Five large exchange-traded funds that trade stocks, bonds or commodities are about to record their first week of losses side by side in a month. Each has fallen by at least 0.8% in four sessions, and their simultaneous decline puts them at the third-worst level since October.

The broad declines accelerated after the Federal Reserve confirmed on Wednesday that it believes borrowing costs will remain high next year. Due to the strength of the American economy. In forecasts, 12 out of 19 officials said they expect another rise in interest rates this year and expect fewer cuts than previously expected, partly due to a stronger labor market.
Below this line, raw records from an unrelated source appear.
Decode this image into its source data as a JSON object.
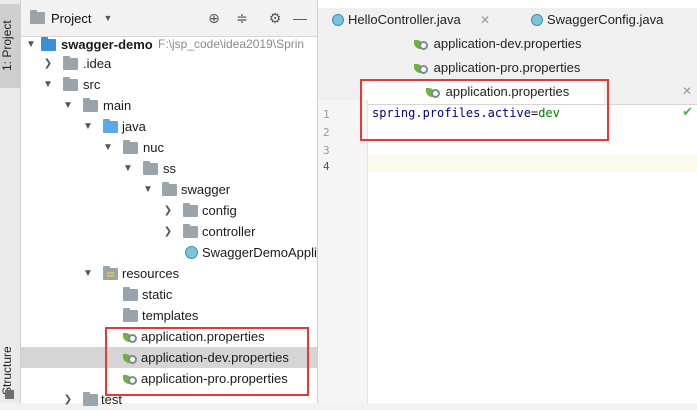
{
  "sidebar": {
    "tab_project": "1: Project",
    "tab_structure": "Structure"
  },
  "project_panel": {
    "title": "Project",
    "tree": [
      {
        "label": "swagger-demo",
        "path": "F:\\jsp_code\\idea2019\\Sprin"
      },
      {
        "label": ".idea"
      },
      {
        "label": "src"
      },
      {
        "label": "main"
      },
      {
        "label": "java"
      },
      {
        "label": "nuc"
      },
      {
        "label": "ss"
      },
      {
        "label": "swagger"
      },
      {
        "label": "config"
      },
      {
        "label": "controller"
      },
      {
        "label": "SwaggerDemoAppli"
      },
      {
        "label": "resources"
      },
      {
        "label": "static"
      },
      {
        "label": "templates"
      },
      {
        "label": "application.properties"
      },
      {
        "label": "application-dev.properties"
      },
      {
        "label": "application-pro.properties"
      },
      {
        "label": "test"
      }
    ]
  },
  "editor": {
    "tabs_row1": [
      "HelloController.java",
      "SwaggerConfig.java"
    ],
    "tabs_row2": "application-dev.properties",
    "tabs_row3": "application-pro.properties",
    "tabs_row4": "application.properties",
    "line_numbers": [
      "1",
      "2",
      "3",
      "4"
    ],
    "code": {
      "key": "spring.profiles.active",
      "eq": "=",
      "value": "dev"
    }
  },
  "colors": {
    "highlight_box": "#e53935",
    "spring_green": "#6db33f"
  }
}
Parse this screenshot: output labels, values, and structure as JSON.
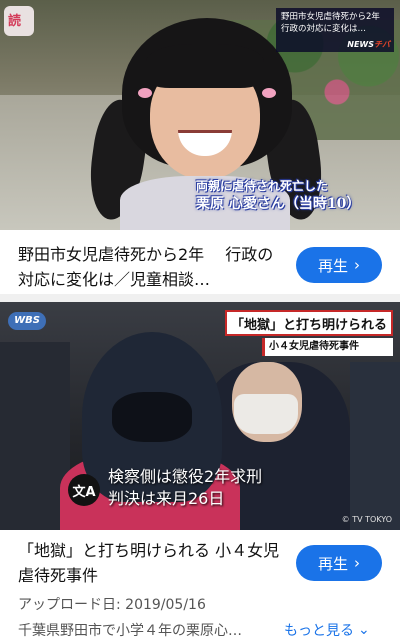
{
  "cards": [
    {
      "thumbnail": {
        "logo_text": "読",
        "news_headline_1": "野田市女児虐待死から2年",
        "news_headline_2": "行政の対応に変化は…",
        "news_brand_prefix": "NEWS",
        "news_brand_suffix": "チバ",
        "caption_line_1": "両親に虐待され死亡した",
        "caption_line_2": "栗原 心愛さん（当時10）"
      },
      "title": "野田市女児虐待死から2年　 行政の対応に変化は／児童相談…",
      "button_label": "再生",
      "button_icon": "chevron-right-icon"
    },
    {
      "thumbnail": {
        "logo_text": "WBS",
        "banner": "「地獄」と打ち明けられる",
        "sub_banner": "小４女児虐待死事件",
        "translate_icon_text": "文A",
        "caption_line_1": "検察側は懲役2年求刑",
        "caption_line_2": "判決は来月26日",
        "copyright": "© TV TOKYO"
      },
      "title": "「地獄」と打ち明けられる 小４女児虐待死事件",
      "button_label": "再生",
      "button_icon": "chevron-right-icon",
      "upload_label": "アップロード日: 2019/05/16",
      "description": "千葉県野田市で小学４年の栗原心…",
      "more_label": "もっと見る"
    }
  ],
  "colors": {
    "accent": "#1a73e8",
    "banner_border": "#c62828"
  }
}
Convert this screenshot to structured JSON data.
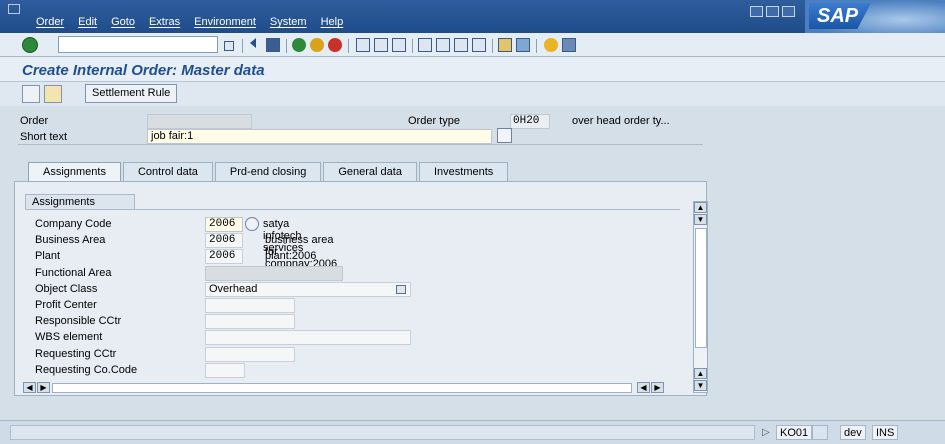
{
  "menubar": {
    "items": [
      "Order",
      "Edit",
      "Goto",
      "Extras",
      "Environment",
      "System",
      "Help"
    ],
    "logo": "SAP"
  },
  "title": "Create Internal Order: Master data",
  "app_toolbar": {
    "settlement_rule": "Settlement Rule"
  },
  "header": {
    "order_label": "Order",
    "order_value": "",
    "order_type_label": "Order type",
    "order_type_value": "0H20",
    "order_type_desc": "over head order ty...",
    "short_text_label": "Short text",
    "short_text_value": "job fair:1"
  },
  "tabs": [
    "Assignments",
    "Control data",
    "Prd-end closing",
    "General data",
    "Investments"
  ],
  "active_tab": "Assignments",
  "group_title": "Assignments",
  "fields": [
    {
      "label": "Company Code",
      "value": "2006",
      "desc": "satya infotech  services"
    },
    {
      "label": "Business Area",
      "value": "2006",
      "desc": "business area for compnay:2006"
    },
    {
      "label": "Plant",
      "value": "2006",
      "desc": "plant:2006"
    },
    {
      "label": "Functional Area",
      "value": "",
      "desc": ""
    },
    {
      "label": "Object Class",
      "value": "Overhead",
      "desc": ""
    },
    {
      "label": "Profit Center",
      "value": "",
      "desc": ""
    },
    {
      "label": "Responsible CCtr",
      "value": "",
      "desc": ""
    },
    {
      "label": "WBS element",
      "value": "",
      "desc": ""
    },
    {
      "label": "Requesting CCtr",
      "value": "",
      "desc": ""
    },
    {
      "label": "Requesting Co.Code",
      "value": "",
      "desc": ""
    }
  ],
  "statusbar": {
    "transaction": "KO01",
    "system": "dev",
    "mode": "INS"
  }
}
“Many investors were waiting for the Fed to align with market expectations — they thought the Fed would adjust its thinking to be more in line with markets,” said Chris Gaffney, head of global markets at EverBank. “Instead, the Fed is standing firm, and now the market has to adjust to the Fed.”

The Standard & Poor’s 500 index fell on Thursday for the third day in a row, down 2% in that period. The Nasdaq 100 did even worse, losing 3%. According to HSBC Holdings plc, if the Fed sticks to its message of raising interest rates for longer, real yields could rise, triggering a broader sell-off.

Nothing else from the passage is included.